どうしてあたしは、彼の笑顔すら満足に知らなくて……向けられもしないのか。
あたしは、ずるずるとその場に崩れ落ちた。かたん、と音を立てて床に倒れる石版。その裏面には、リードへの言葉がいくつか記されていた。予め用意した、あたしの言葉。
今となっては、届けるのも腹が立つような――あたしなりの、謝罪と想い。
思わず石版を掴み、床に叩きつけようとして思いとどまる。あんなやつのために、大事なこれに八つ当たりするなんて……あたしは、どうかしていた。
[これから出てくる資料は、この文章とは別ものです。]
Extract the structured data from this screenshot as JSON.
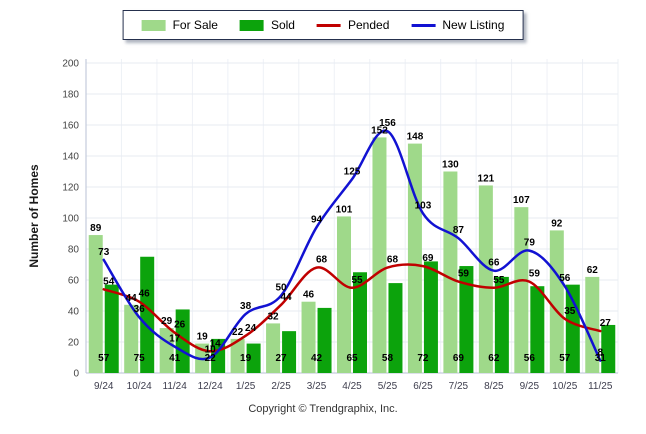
{
  "footer": {
    "copyright": "Copyright © Trendgraphix, Inc."
  },
  "chart_data": {
    "type": "bar",
    "subtype": "grouped bars with smoothed overlay lines",
    "title": "",
    "xlabel": "",
    "ylabel": "Number of Homes",
    "ylim": [
      0,
      200
    ],
    "ytick_step": 20,
    "grid": true,
    "legend_position": "top-center",
    "categories": [
      "9/24",
      "10/24",
      "11/24",
      "12/24",
      "1/25",
      "2/25",
      "3/25",
      "4/25",
      "5/25",
      "6/25",
      "7/25",
      "8/25",
      "9/25",
      "10/25",
      "11/25"
    ],
    "series": [
      {
        "name": "For Sale",
        "type": "bar",
        "color": "#9fd98a",
        "values": [
          89,
          44,
          29,
          19,
          22,
          32,
          46,
          101,
          152,
          148,
          130,
          121,
          107,
          92,
          62
        ]
      },
      {
        "name": "Sold",
        "type": "bar",
        "color": "#0ca30c",
        "values": [
          57,
          75,
          41,
          22,
          19,
          27,
          42,
          65,
          58,
          72,
          69,
          62,
          56,
          57,
          31
        ]
      },
      {
        "name": "Pended",
        "type": "line",
        "color": "#c00000",
        "values": [
          54,
          46,
          26,
          14,
          24,
          44,
          68,
          55,
          68,
          69,
          59,
          55,
          59,
          35,
          27
        ]
      },
      {
        "name": "New Listing",
        "type": "line",
        "color": "#1212d2",
        "values": [
          73,
          36,
          17,
          10,
          38,
          50,
          94,
          125,
          156,
          103,
          87,
          66,
          79,
          56,
          8
        ]
      }
    ],
    "colors": {
      "grid_h": "#e7ebf2",
      "grid_v": "#eef1f6",
      "axis": "#b9c2d6",
      "tick_text": "#444444",
      "label_text": "#000000"
    }
  }
}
窓の前から移動したあたしは、いつものようにベッドに寝転がる。
さっきの光景を、忘れたいのに思い出してしまう。あぁ、きっと、だからあたしを外に出してくれなくなったんだ、会ってくれないんだ。彼女らから愛人だか何だかを選ぶから。
あたしがいたら選びにくいと思って、また――癇癪をおこすと思って。
謝ろうとか、説明をしようとか。
仲直りしようとか、もうどうでもよくなった。
愛人でも妾でも王妃でも、もう好きに作ればいいんだ。そうだ、あたしは別に彼が誰を選ぼうとも気にしない。だってあたしは、リードのことなんて好きでも何でもないんだから。
リードだってそうだ、そこはお互い様なんだから。
だけどね、それでもあたしは、そこまで割り切れる世界に染まれないから。
『あたしが要らないなら、嫌いなら、もう教会に帰してよ』
受け入れたように見せかけて、こんな風に突き放すのはもうヤだよ。
文字を書いて、消して、叫んで、消して。
叫びたい言葉を思うままに吐き出したあたしは、そのまま眠りに落ちた。